How to crack the embezzlement code

When it comes down to it, embezzlement is just a more sophisticated form of monetary theft. Embezzlement can damage the profit margins of large Missouri corporations and even destroy small businesses if it is not stopped. But how could you recognize embezzlement if it is happening? Chron.com points out that there are telltale signs that might indicate someone is embezzling money from your company, if you know how to recognize them.

One indicator is unexplained drains on your company’s financial resources. Like a water leak from a faucet, you might discover your profits are not as high as they should be because they are leaking out in the form of unexplained business expenses. If these expenses are not authorized by the right personel, somebody might be writing company checks for personal gain.

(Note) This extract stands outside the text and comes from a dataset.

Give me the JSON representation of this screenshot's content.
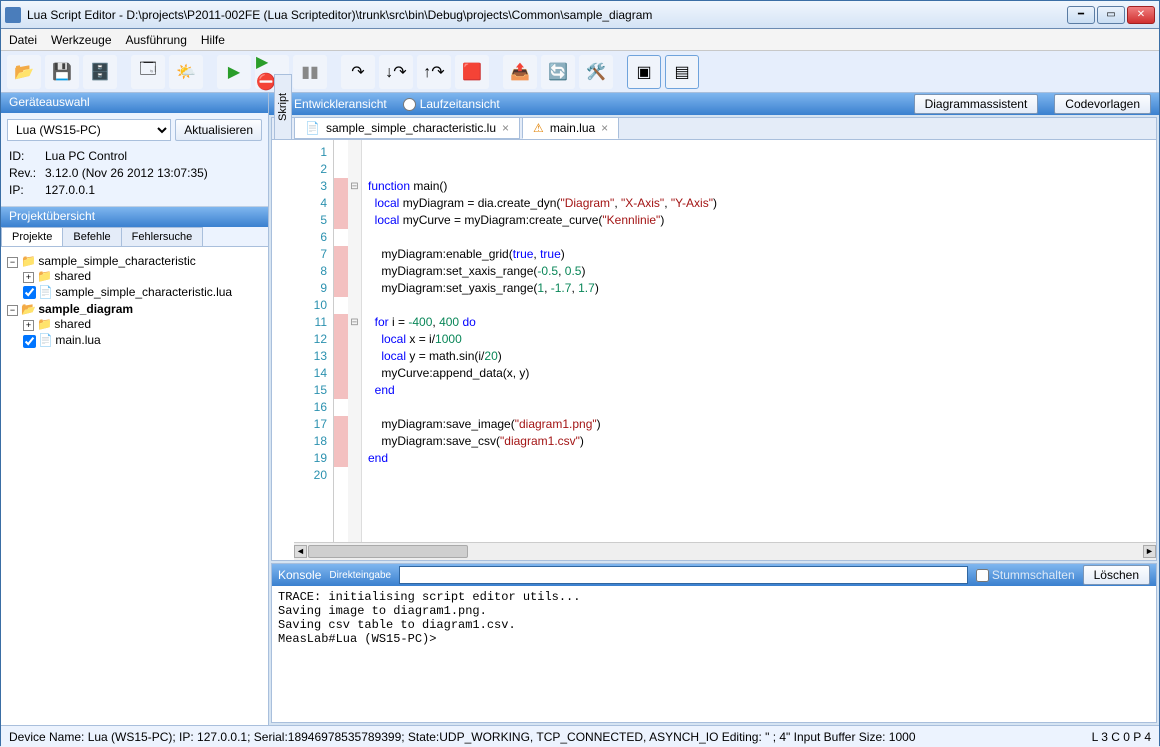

Sometimes the problem may not be unexplained expenses, but unexplained clients. If you find strange vendors in your company’s expense reports that you or no one in authorized circles can explain, chances are an employee might be paying a client without your permission. In fact, the vendor and the client may be one and the same. Sometimes a check of the client’s address and an employee’s address will confirm that they are identical.

Delayed or past due payments are another warning sign. You think your company is paying off its accounts receivable, but a search of your accounts finds that an alarming number of them are past due. This can indicate that someone in accounting or who is otherwise in charge of posting payments is not paying the invoices and could be pocketing the company payments.

Missing accounting records can also raise a red flag. All business transactions should be documented and accounted for. If accounting records or contracts with clients go missing, it could be a sign that someone in the company is conducting fraudulent activity and does not want to alert management. Disorganization can also help obscure embezzlement activity. Some records may be misfiled, perhaps placed in the wrong client file or the wrong time period.

According to Findlaw, sometimes employee behavior may be a tipoff, but usually if in conjunction with suspicious accounting behaviors like the ones previously mentioned. You might have a worker on staff who acts like an absolute workaholic, logging in significant overtime, comes in on the weekends, and does not take available vacations. While hard workers are an asset, if your company is losing money suspiciously, an employee may be using overtime hours to gain access to company resources to carry out fraudulent schemes.